Un point culminant de mécontentement et de rejet de la guerre est atteint. Après quatre années de meurtres de masse totalisant plus de 11 millions de morts et un nombre incalculable de blessés, après l’épuisante guerre d’usure des tranchées, causant des pertes innombrables avec les attaques au gaz dans le Nord de la France et en Belgique, avec la famine dont était atteinte la population ouvrière, après cet immonde carnage sans fin, la classe ouvrière allemande était totalement écœurée par la guerre et n’était plus prête à sacrifier sa vie pour les intérêts de la "nation". Cependant, le commandement militaire veut imposer la poursuite de la guerre avec la répression brutale et il décide de punir impitoyablement les marins qui se sont mutinés.

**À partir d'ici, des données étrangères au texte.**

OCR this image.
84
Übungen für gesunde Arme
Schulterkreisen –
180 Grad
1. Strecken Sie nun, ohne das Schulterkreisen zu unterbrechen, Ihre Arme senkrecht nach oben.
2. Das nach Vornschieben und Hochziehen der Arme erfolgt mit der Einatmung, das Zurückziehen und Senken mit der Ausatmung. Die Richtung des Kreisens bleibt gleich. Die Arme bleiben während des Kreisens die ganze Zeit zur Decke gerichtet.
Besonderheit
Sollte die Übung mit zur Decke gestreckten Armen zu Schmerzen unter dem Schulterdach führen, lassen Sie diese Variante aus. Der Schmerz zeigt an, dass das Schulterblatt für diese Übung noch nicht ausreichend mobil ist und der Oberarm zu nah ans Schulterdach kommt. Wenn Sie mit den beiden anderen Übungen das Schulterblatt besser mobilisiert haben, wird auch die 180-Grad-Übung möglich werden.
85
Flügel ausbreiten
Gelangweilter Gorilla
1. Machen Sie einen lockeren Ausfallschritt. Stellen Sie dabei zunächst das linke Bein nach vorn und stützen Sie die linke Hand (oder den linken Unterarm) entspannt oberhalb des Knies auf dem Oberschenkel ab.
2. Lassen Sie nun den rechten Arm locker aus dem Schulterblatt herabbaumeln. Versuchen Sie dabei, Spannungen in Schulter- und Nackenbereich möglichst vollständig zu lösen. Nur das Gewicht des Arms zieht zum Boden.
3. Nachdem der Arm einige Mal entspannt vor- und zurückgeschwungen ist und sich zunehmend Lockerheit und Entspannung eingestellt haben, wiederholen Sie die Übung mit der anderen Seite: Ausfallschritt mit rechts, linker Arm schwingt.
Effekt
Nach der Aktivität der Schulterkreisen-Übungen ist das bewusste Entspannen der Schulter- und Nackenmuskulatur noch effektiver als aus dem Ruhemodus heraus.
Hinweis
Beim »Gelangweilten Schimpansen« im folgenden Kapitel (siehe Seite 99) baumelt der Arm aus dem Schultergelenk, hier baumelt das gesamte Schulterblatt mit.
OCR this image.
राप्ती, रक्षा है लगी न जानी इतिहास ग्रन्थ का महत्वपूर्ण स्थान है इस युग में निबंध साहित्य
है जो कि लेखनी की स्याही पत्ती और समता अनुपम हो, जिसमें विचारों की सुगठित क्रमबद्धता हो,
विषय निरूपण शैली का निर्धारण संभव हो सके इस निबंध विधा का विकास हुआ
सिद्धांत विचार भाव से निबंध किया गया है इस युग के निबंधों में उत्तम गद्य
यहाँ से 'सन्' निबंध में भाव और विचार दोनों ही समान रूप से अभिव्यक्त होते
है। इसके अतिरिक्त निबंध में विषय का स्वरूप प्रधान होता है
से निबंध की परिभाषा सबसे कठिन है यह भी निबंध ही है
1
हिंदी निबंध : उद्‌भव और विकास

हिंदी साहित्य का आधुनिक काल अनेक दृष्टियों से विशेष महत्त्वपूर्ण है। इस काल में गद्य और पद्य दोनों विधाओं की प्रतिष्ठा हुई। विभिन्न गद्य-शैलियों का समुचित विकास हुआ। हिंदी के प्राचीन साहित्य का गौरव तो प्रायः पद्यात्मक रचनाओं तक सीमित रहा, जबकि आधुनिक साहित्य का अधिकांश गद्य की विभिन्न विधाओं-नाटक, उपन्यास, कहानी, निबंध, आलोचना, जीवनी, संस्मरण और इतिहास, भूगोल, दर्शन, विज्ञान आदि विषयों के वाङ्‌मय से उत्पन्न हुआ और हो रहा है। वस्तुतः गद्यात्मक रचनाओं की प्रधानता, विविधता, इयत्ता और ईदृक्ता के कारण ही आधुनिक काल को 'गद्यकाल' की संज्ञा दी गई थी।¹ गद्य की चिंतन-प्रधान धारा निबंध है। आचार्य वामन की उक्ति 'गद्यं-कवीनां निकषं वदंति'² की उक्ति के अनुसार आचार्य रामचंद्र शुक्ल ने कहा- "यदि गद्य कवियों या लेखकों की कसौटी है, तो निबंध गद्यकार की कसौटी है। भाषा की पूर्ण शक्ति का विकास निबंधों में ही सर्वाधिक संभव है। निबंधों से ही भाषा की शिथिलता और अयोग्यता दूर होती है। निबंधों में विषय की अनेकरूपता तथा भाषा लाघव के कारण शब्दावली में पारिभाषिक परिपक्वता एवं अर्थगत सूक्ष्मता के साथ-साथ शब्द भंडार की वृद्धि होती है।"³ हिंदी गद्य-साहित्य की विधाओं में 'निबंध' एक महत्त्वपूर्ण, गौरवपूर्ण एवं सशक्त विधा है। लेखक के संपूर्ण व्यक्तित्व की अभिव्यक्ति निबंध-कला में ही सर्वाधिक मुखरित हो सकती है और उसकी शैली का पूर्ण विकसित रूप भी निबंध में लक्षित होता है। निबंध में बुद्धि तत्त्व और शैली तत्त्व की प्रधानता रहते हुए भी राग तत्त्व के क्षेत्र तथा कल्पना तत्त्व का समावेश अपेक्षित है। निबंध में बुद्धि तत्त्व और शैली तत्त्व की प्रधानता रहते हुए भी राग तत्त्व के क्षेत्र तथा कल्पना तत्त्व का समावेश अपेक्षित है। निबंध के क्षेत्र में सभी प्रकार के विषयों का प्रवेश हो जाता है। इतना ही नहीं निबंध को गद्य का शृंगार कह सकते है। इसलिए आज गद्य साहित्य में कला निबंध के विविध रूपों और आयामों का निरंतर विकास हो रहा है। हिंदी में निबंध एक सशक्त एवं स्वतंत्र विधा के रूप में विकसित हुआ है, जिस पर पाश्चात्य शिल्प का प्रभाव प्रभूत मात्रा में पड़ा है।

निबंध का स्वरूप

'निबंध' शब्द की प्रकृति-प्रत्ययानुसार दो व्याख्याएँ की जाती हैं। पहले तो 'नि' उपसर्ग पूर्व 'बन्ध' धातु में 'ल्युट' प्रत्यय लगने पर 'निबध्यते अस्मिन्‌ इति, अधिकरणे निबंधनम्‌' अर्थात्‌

En réaction, une grande vague de solidarité se développe. Celle-ci se forme à Kiel et se répand immédiatement sur les autres villes d’Allemagne. Les ouvriers posent leurs outils, les soldats refusent de suivre les ordres, et les uns et les autres forment immédiatement - comme ils l’ont déjà fait en janvier 1918 à Berlin - des conseils de soldats et d’ouvriers. Ce mouvement va se répandre rapidement à d’autres villes d’Allemagne. Les 5 et 6 novembre, Hambourg, Brême et Lübeck commencent à bouger  ; Dresde, Leipzig, Magdeburg, Francfort, Cologne, Hanovre, Stuttgart, Nuremberg et Munich sont pris par les conseils ouvriers et de soldats les 7 et 8 novembre. En une semaine, ce sont toutes les grandes villes allemandes qui voient naître des conseils d’ouvriers et de soldats.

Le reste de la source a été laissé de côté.